Twenty years after going into witness protection, a woman's violent past comes back to haunt her.
Freedom Oliver tends bar at the Whammy in the remote Oregon coast town of Painter, and most nights she's behind the bar, getting blackout drunk. The local cops, particularly Officer James Mattley, know the best thing to do is take her home, not toss her in a jail cell. Mattley is familiar with the stories Freedom tells when she's drunk—and denies when she's sober—especially about her two children, Ethan and Layla, and her desperate fear of being raped. It turns out that Freedom's stories are true—though, in what turns out to be a frustrating habit of Miller's, we're given that information twice. She's really Nessa Delaney from Long Island, accused of killing her abusive husband, Mark, an NYPD officer; she made a sort-of deal with the devil that led to her two young children being given away for adoption—she signed away her parental rights—and her entering the witness protection program.
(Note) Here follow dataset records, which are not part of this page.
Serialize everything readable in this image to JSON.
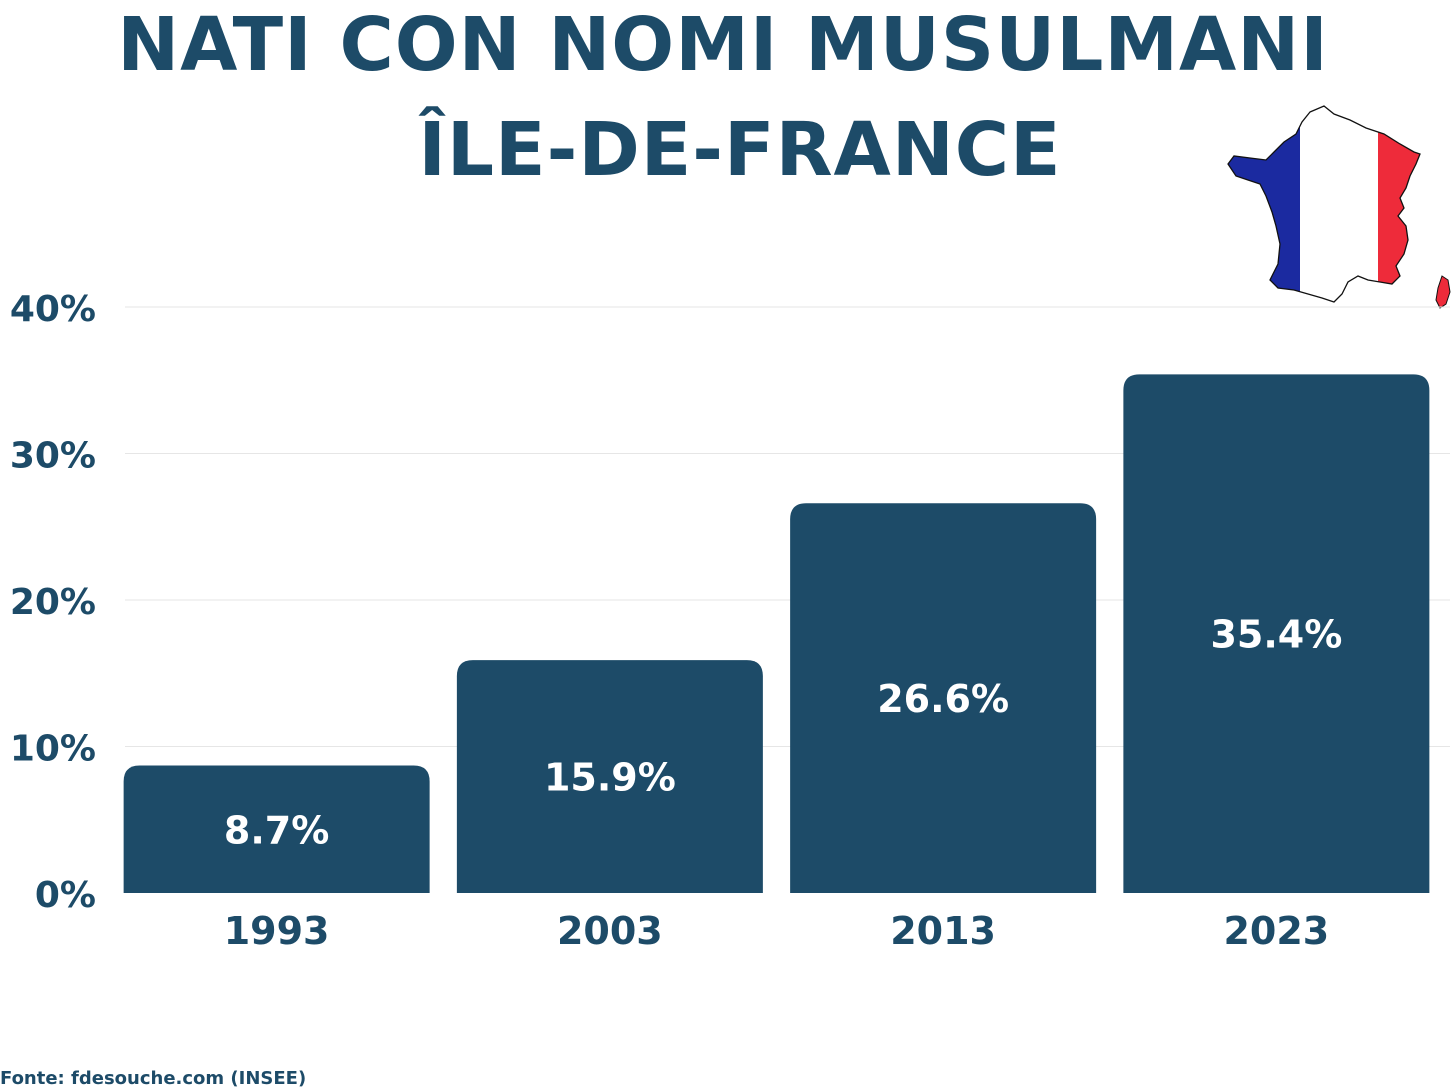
{
  "chart_data": {
    "type": "bar",
    "title": "NATI CON NOMI MUSULMANI",
    "subtitle": "ÎLE-DE-FRANCE",
    "categories": [
      "1993",
      "2003",
      "2013",
      "2023"
    ],
    "values": [
      8.7,
      15.9,
      26.6,
      35.4
    ],
    "data_labels": [
      "8.7%",
      "15.9%",
      "26.6%",
      "35.4%"
    ],
    "ylim": [
      0,
      40
    ],
    "yticks": [
      0,
      10,
      20,
      30,
      40
    ],
    "ytick_labels": [
      "0%",
      "10%",
      "20%",
      "30%",
      "40%"
    ],
    "xlabel": "",
    "ylabel": "",
    "grid": true,
    "bar_color": "#1d4b68"
  },
  "source": "Fonte: fdesouche.com (INSEE)",
  "colors": {
    "primary": "#1d4b68",
    "grid": "#e6e6e6",
    "flag_blue": "#1b2aa0",
    "flag_white": "#ffffff",
    "flag_red": "#ee2b3a"
  },
  "icons": {
    "map": "france-flag-map-icon"
  }
}
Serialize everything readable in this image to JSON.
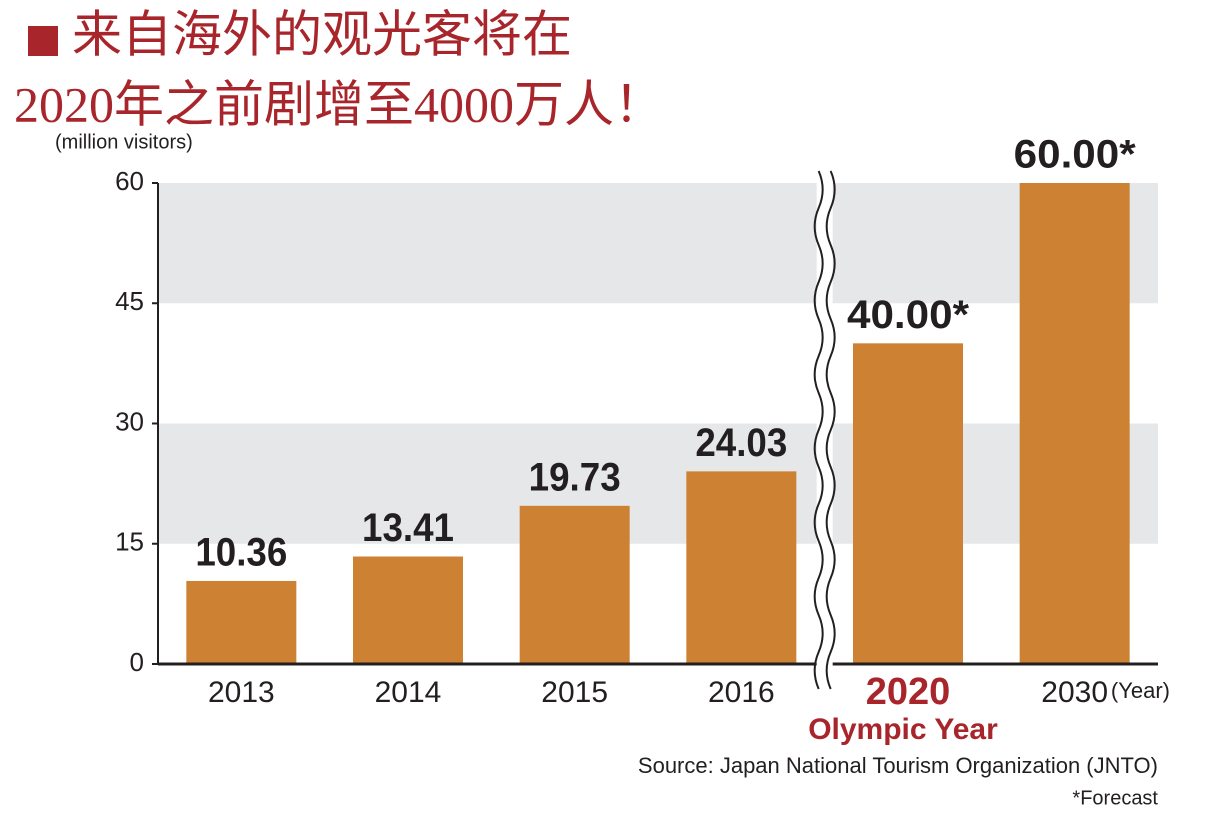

Part of the arrangement meant that Mark's brother, Matthew—despite their biblical names, the entire Delaney family is rotten to the core—went down for Nessa's crime. Now he's out and wants revenge. Freedom is determined to find and protect her children—now known as Mason and Rebekah and living in their own version of hell—no matter the cost. Miller creates an intriguingly flawed heroine in Freedom, but there's simply too much background noise—case in point: Mason and Rebekah are tied to a Kentucky doomsday religious cult—to let the character resonate properly.
A thrilling if excessively plotted debut.